梳洗干净后,她把自个儿关在寝房里,躺在床榻上,拉起锦被遮着脸,不想见任何人。
思及昨晚的事,她磨着牙揪着被褥,在心里恨恨的把韦殊寒骂了一遍又一遍。
昨晚韦殊寒拒绝她之后,说道:「七皇子费了千辛万苦才来到这儿,不如咱们就在这儿暂栖一夜,明日再回宫吧。」他点起篝火,从腰间解下带在身上的酒壶,迳自饮了一口后递给她,「七皇子也喝些酒暖暖身吧。」
她紧抿着唇,忿忿的瞪着那个拦阻她逃离京城的人,也不搭理他,坐到另一头去。
他走过来,捏住她的下颚,强灌了她一口酒。「既然七皇子敬酒不吃,只能吃罚酒了。
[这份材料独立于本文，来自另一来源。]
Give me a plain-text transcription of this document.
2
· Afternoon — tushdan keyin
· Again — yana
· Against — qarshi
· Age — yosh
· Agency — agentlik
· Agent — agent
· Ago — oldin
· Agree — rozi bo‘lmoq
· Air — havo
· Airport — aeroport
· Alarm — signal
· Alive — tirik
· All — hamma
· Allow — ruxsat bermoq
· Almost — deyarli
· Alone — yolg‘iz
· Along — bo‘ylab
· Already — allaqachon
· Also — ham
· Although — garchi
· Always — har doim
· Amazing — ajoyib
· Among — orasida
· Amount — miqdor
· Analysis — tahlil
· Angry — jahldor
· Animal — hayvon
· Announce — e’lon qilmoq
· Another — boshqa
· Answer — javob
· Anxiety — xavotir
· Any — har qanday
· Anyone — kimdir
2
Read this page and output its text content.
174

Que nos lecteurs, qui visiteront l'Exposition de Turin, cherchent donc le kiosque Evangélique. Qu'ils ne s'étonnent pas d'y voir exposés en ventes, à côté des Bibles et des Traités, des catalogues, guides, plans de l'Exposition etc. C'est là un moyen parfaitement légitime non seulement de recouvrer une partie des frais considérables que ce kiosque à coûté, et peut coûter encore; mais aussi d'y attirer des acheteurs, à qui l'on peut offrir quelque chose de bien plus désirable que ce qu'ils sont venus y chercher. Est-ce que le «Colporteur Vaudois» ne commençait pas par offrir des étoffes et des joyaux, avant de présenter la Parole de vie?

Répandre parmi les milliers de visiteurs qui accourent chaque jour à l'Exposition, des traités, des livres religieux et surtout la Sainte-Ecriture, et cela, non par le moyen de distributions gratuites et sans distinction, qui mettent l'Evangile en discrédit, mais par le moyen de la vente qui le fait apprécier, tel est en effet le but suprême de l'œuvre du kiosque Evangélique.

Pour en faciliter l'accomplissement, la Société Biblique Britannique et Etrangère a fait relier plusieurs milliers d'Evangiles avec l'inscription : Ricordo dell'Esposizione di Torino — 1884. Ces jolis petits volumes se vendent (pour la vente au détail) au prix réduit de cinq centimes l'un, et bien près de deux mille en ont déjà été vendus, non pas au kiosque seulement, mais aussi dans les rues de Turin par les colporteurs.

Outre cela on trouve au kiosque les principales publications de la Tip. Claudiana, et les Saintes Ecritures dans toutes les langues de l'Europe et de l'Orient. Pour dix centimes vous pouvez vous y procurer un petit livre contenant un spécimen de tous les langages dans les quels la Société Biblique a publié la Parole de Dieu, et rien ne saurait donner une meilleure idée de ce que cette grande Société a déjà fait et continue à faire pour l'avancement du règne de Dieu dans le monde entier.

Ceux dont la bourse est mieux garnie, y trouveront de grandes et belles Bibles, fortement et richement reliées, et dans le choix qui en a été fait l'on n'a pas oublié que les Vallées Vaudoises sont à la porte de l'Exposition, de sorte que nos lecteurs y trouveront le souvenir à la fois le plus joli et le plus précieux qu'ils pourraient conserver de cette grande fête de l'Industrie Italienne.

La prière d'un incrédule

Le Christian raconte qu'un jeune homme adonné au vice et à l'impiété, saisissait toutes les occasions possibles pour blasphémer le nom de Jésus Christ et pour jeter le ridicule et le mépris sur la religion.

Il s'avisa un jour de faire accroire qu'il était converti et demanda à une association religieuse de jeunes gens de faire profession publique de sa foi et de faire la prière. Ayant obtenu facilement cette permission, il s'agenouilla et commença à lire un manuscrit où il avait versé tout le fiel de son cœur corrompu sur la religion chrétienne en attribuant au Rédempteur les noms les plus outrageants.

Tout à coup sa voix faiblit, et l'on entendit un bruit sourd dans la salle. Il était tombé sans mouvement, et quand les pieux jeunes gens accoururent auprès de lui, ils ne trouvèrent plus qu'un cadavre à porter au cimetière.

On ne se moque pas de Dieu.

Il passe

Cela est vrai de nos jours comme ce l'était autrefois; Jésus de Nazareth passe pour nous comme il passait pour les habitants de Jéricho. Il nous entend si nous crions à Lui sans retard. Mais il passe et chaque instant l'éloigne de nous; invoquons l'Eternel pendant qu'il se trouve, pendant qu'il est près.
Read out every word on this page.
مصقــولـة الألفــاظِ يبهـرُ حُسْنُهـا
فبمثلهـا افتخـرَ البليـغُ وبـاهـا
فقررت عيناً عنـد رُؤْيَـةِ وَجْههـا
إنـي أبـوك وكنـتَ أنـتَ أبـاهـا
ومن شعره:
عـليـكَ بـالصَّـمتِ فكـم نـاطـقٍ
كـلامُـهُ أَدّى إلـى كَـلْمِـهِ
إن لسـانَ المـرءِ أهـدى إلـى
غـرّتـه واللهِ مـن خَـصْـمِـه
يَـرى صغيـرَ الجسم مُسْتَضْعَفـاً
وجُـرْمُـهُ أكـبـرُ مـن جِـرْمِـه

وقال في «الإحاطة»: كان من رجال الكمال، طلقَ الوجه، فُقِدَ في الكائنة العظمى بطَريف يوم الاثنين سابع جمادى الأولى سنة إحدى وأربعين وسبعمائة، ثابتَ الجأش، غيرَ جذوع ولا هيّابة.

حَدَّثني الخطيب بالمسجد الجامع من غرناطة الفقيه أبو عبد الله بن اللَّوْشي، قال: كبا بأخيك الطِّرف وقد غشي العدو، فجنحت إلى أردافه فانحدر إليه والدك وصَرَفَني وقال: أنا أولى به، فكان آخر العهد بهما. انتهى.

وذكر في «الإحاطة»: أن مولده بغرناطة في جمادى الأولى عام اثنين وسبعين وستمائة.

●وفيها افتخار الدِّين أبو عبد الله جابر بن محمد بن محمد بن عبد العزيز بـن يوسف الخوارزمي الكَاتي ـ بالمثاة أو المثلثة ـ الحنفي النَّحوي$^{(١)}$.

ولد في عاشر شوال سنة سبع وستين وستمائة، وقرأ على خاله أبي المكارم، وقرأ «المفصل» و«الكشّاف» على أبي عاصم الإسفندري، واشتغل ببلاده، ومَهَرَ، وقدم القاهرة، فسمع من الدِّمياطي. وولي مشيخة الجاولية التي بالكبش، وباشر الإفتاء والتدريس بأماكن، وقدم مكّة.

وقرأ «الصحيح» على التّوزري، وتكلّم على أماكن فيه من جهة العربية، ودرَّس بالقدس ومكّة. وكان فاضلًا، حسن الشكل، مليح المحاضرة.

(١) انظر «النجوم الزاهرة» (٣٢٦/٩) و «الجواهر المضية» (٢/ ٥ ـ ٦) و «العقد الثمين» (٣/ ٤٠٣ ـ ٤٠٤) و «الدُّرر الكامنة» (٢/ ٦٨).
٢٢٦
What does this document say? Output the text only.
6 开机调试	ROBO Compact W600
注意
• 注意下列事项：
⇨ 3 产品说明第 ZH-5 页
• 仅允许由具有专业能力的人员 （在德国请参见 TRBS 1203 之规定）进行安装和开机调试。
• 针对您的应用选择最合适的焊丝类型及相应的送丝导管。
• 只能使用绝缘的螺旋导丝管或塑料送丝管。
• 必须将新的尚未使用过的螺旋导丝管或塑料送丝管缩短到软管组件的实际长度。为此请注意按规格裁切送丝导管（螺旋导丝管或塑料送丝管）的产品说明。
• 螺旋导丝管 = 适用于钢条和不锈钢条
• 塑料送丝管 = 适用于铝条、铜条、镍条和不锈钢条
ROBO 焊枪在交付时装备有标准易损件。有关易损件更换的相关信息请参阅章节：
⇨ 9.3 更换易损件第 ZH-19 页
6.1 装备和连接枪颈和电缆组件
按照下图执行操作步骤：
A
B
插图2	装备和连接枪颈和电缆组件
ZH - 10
」
他那醇厚的嗓音透着冷意。
被他强行灌了酒,她隐忍许久的情绪终于爆发开来,不管不顾愤怒的捶打着他,一边委屈的嗔骂道:「你这混蛋,为什么要为难我?我与你既无仇也无冤,你谁不找,为何偏偏要找上我?我什么都不想争,我只想离开京城,为什么你不肯放我走?!」
他任由她打了几拳后,一把握住她的两手,她索性抬起腿来踹他,为了阻止她,他将她整个人拽进怀里,双臂牢牢的抱着她,像是在哄她一般,在她耳边轻声道:「你留在宫里,我保证日后绝不会亏待你。」
「可我不想留在宫里,我想走!」
「别走……」他忽然俯下脸吻住她的唇。